2010-02-24

Upgrading to Windows 7


Update: My IT sources tell me external drives with NTFS will not perform as described below.

Be ready to have an extra new empty hard drive if you are going to update your files and bring them over to Windows 7.

I have (had) my data backed up across 3 drives using the 3 2 1 method, but when I plugged in one of them to my new Windows 7 laptop, only about 1/3 of the files showed up.

When I say showed up, I mean a bunch of files just were not viewable on the drive.

Luckily I have back up -- but I'm surprised at how un-mad I am at this situation.

I feel lucky to have found this bug and still have my past 2 years of data intact. If I lost it, I'm pretty sure things would be different.

My XP machine has a bad starter -- so while I can fix it, if I want to keep up with my clients, I had to make the jump to Windows 7.

I'm glad I did -- its fast cool and new.
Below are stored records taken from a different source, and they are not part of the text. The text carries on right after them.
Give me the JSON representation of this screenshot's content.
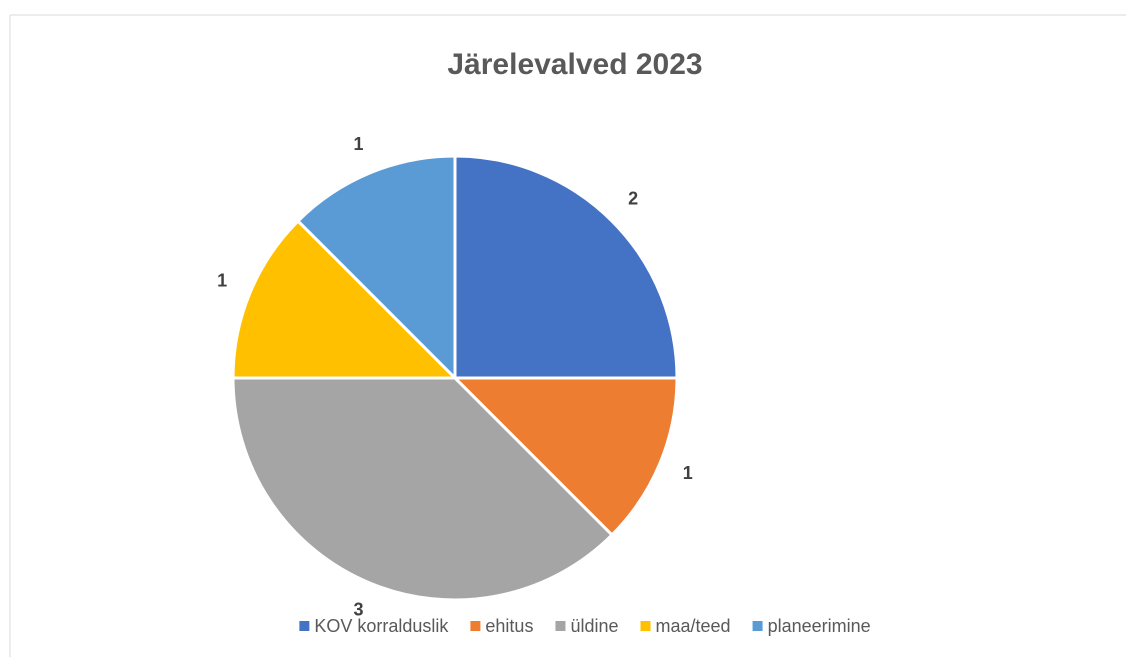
{
  "chart_data": {
    "type": "pie",
    "title": "Järelevalved 2023",
    "categories": [
      "KOV korralduslik",
      "ehitus",
      "üldine",
      "maa/teed",
      "planeerimine"
    ],
    "values": [
      2,
      1,
      3,
      1,
      1
    ],
    "colors": [
      "#4472c4",
      "#ed7d31",
      "#a5a5a5",
      "#ffc000",
      "#5b9bd5"
    ],
    "legend": "bottom"
  }
}
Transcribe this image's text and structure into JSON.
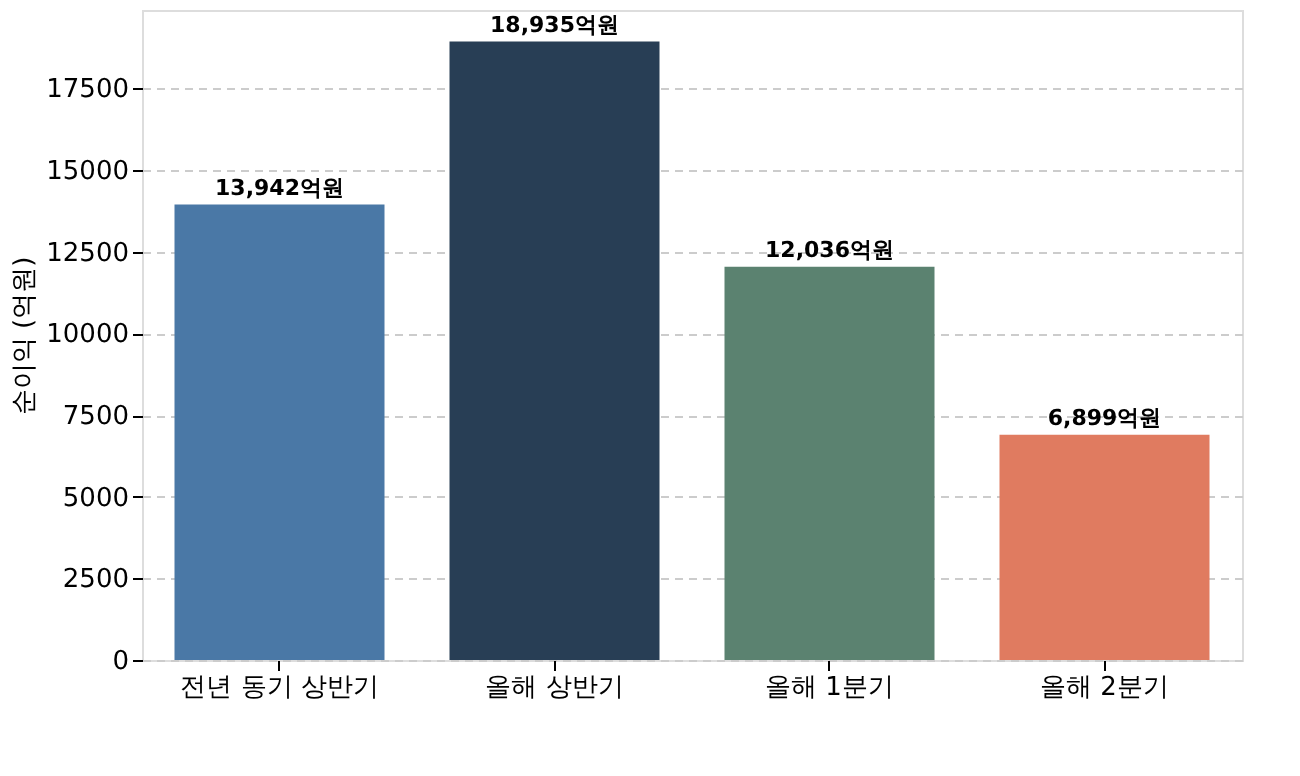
{
  "chart_data": {
    "type": "bar",
    "ylabel": "순이익 (억원)",
    "categories": [
      "전년 동기 상반기",
      "올해 상반기",
      "올해 1분기",
      "올해 2분기"
    ],
    "values": [
      13942,
      18935,
      12036,
      6899
    ],
    "colors": [
      "#4a78a6",
      "#283e55",
      "#5b8270",
      "#e07b60"
    ],
    "value_labels": [
      "13,942억원",
      "18,935억원",
      "12,036억원",
      "6,899억원"
    ],
    "ylim": [
      0,
      19900
    ],
    "yticks": [
      0,
      2500,
      5000,
      7500,
      10000,
      12500,
      15000,
      17500
    ],
    "grid": "y",
    "line_style": "dashed"
  }
}
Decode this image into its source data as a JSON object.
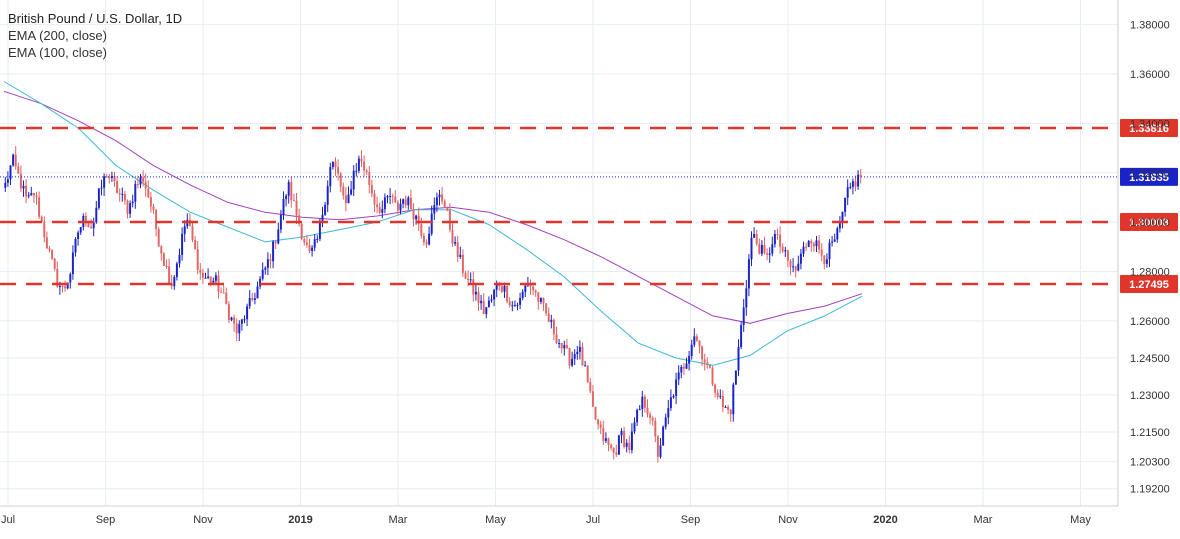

I've loaded my original version of Homesite on it (a program from over 10 years ago) and I also
have Filezilla and Photoshop. IE 8 and Firefox 3.6 round out the set up.

Now I just need access to some of my old files -- but in order to update my past work, I have to make sure to also open up to using new technology to get ahead of many in my field that are not using the newest technology.

There are times where for a short while, technology will put you ahead of someone. For whatever reason -- speed, efficiency -- there are technologies that make one perform better.

This is essentially, a bug report -- have a new drive ready to work down from Windows 7 -- you must use this newly formatted Windows 7 drive to dock part time back in XP land, rescue all the data, and bring you into the future.

I'd say about 1 - 2 years of time into the future.

And these days, the further in the future you choose to be, the more productive you can be in the present.